Es gibt in Indien eine Vielzahl von Spannungen und Konflikten, Gewalt ist an der Tagesordnung (GIZ 1.2021a). Aufstände gibt es auch in den nordöstlichen Bundesstaaten Assam, Manipur, Nagaland sowie in Teilen Tripuras. In der Vergangenheit konnte eine Zunahme von Terroranschlägen in Indien, besonders in den großen Stadtzentren, verzeichnet werden. Mit Ausnahme der verheerenden Anschläge auf ein Hotel in Mumbai im November 2008, wird Indien bis heute zwar von vermehrten, jedoch kleineren Anschlägen heimgesucht (BICC 1.2021). Aber auch in den restlichen Landesteilen gab es in den letzten Jahren Terroranschläge mit islamistischem Hintergrund. Im März 2017 platzierte eine Zelle des „Islamischen Staates“ (IS) in der Hauptstadt des Bundesstaates Madhya Pradesh eine Bombe in einem Passagierzug. Die Terrorzelle soll laut Polizeiangaben auch einen Anschlag auf eine Kundgebung von Premierminister Modi geplant haben (bpb 12.12.2017). Das Land unterstützt die US-amerikanischen Maßnahmen gegen den internationalen Terrorismus. Intern wurde eine drakonische neue Anti-Terror-Gesetzgebung verabschiedet, die Prevention of Terrorism Ordinance (POTO), von der Menschenrechtsgruppen fürchten, dass sie auch gegen legitime politische Gegner missbraucht werden könnte (BICC 1.2021).

Konfliktregionen sind Jammu und Kashmir (ÖB 9.2020; vgl. BICC 1.2021) und der von separatistischen Gruppen bedrohte Nordosten Indiens (ÖB 9.2020; vgl. BICC 1.2021, AA 23.9.2020).

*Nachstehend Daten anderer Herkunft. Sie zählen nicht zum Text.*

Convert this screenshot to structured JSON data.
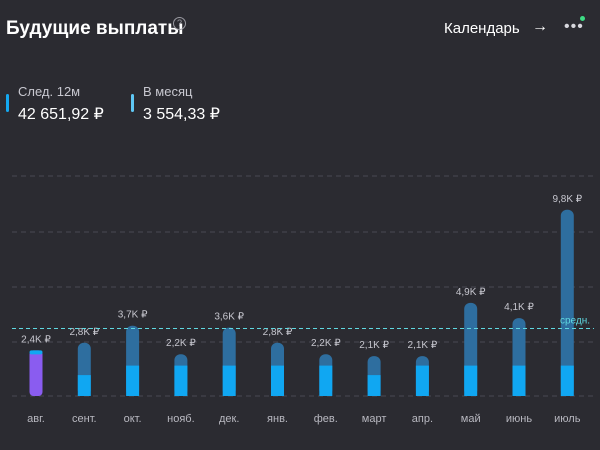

Der Punjab blieb im vergangenen Jahren von Terroranschlägen und Unruhen verschont (im Punjab wurden 2020 insgesamt 18 Vorfälle im Zusammenhang mit Terrorismus registriert (SATP 3.5.2021a). Neben den islamistischen Terroristen tragen die Naxaliten zur Destabilisierung des Landes bei. Von Chattisgarh aus kämpfen sie in vielen Unionsstaaten (von Bihar im Norden bis Andrah Pradesh im Süden) mit Waffengewalt gegen staatliche Einrichtungen. Im Nordosten des Landes führen zahlreiche Separatistengruppen (United Liberation Front Assom, National Liberation Front Tripura, National Socialist Council Nagaland, Manipur People’s Liberation Front etc.) einen Kampf gegen die Staatsgewalt und fordern entweder Unabhängigkeit oder mehr Autonomie (ÖB 9.2020; vgl. AA 23.9.2020). Der gegen Minderheiten wie Moslems und Christen gerichtete Hindu-Radikalismus wird selten von offizieller Seite in die Kategorie Terror eingestuft, sondern vielmehr als „communal violence“ bezeichnet (ÖB 9.2020).

Gewalttätige Operationen maoistischer Gruppierungen in den ostzentralen Bergregionen Indiens dauern an (ÖB 9.2020; vgl. AA 23.7.2020, FH 3.3.2021). Rebellen heben illegale Steuern ein, beschlagnahmen Lebensmittel und Unterkünfte und beteiligen sich an Entführungen und Zwangsrekrutierungen von Kindern und Erwachsenen. Zehntausende Zivilisten wurden durch die Gewalt vertrieben und leben in von der Regierung geführten Lagern. Unabhängig davon greifen in den sieben nordöstlichen Bundesstaaten Indiens mehr als 40 aufständische Gruppierungen, welche entweder eine größere Autonomie oder die vollständige Unabhängigkeit ihrer ethnischen oder Stammesgruppen anstreben, weiterhin Sicherheitskräfte an. Auch kommt es weiterhin zu Gewalttaten unter den Gruppierungen, welche sich in Bombenanschlägen, Morden, Entführungen, Vergewaltigungen von Zivilisten und in der Bildung von umfangreichen Erpressungsnetzwerken ausdrücken (FH 3.3.2021).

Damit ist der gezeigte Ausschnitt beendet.